William öne doğru eğilerek dudaklarımı öptüğünde, yanağıma değen göz yaşlarıyla irkildim. Öpücüğüne hiç bir şekilde karşılık vermezken, önce odada bulunan alev söndü. Sonrasında kanatlarım ortadan kaybolurken, hissettiğim acı yok oldu. William, dudaklarımı özgür bırakıp boynuma gömüldüğünde, duyduğum iç çekişleri yüzünden ne yapmam gerektiğini gerçekten bilmiyordum. Bir elimi yavaşça sırtına koyup okşadığımda, kulağıma dolan fısıltısını dinledim.

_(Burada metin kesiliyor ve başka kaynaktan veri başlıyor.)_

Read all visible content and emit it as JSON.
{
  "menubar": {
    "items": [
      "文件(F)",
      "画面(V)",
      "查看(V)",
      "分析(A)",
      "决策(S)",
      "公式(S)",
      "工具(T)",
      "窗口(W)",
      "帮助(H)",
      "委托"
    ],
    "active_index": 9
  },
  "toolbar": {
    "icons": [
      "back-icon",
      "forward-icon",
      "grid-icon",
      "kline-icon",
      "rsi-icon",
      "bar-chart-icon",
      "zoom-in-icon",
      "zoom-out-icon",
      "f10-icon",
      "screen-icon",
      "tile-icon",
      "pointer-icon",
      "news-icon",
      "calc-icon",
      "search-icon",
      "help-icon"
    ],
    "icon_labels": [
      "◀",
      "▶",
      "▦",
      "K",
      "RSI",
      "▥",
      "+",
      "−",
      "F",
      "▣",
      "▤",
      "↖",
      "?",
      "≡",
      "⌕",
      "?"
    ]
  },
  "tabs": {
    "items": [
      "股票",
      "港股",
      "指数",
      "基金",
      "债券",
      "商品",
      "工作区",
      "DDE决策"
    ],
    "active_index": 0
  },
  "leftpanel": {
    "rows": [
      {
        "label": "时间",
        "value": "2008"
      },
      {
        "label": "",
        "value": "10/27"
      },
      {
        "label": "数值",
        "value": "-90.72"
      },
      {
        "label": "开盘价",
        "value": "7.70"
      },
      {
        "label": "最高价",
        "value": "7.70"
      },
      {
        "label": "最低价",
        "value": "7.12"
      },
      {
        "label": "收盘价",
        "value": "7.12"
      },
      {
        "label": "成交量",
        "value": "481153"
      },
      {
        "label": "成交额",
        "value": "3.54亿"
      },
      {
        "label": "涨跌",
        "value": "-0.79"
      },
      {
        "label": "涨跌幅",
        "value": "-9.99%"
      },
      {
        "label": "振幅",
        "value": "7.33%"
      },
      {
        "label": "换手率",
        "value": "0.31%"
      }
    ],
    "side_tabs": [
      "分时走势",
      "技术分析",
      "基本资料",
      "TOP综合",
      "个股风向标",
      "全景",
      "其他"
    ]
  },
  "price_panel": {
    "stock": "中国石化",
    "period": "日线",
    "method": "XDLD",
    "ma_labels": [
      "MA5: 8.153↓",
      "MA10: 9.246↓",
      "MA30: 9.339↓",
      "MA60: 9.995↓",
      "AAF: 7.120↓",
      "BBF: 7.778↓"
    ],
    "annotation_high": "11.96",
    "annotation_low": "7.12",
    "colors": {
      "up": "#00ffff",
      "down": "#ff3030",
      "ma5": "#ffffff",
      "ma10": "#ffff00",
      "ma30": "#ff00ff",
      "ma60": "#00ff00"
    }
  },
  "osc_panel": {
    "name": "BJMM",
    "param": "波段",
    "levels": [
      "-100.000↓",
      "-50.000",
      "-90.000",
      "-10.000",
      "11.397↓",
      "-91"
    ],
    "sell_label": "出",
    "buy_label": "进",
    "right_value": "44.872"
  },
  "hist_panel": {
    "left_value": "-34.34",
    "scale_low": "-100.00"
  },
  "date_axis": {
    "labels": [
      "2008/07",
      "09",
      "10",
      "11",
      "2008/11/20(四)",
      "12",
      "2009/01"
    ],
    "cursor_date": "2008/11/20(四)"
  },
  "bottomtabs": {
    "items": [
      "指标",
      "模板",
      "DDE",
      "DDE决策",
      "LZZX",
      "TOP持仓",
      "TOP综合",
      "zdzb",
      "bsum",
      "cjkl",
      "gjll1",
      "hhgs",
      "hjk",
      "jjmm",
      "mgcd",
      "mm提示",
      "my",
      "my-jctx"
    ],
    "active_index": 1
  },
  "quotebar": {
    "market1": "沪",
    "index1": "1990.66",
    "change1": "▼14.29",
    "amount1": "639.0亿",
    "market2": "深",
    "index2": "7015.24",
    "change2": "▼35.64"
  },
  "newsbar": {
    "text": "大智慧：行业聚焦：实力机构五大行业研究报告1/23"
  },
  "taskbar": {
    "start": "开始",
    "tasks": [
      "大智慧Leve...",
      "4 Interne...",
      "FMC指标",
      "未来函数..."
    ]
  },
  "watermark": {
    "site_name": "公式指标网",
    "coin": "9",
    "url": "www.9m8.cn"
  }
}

"Yarın tamamen Alec ile birlikte olabilirsin."


Magnus

William'ın kulaklarıma ulaşan çaresiz sesi, yutkunmakta zorlanmama sebep olurken, hareketsiz kaldım. Bir anda neden bu şekilde davrandığını anlamak bir yana, söylediği kelimeleri bile yeni yeni idrak ediyordum. Nefesi hala boynuma çarpmaya devam ederken, üzerime yığılmasıyla bedenini kavradım.

Burnuma ulaşan yanık ceset kokusuyla yüzümü buruştururken, odanın dışından sesler geliyordu. Nelly'nin, normal cadıların aksine çok fazla sihirbaz ve peri kölesi vardı. Başımıza daha fazla bela almadan, gitmemiz gerekiyordu. Büyü yaparak portal oluşturduğumda, William ile birlikte kaldığımız otel odasına gelmemizi sağladım.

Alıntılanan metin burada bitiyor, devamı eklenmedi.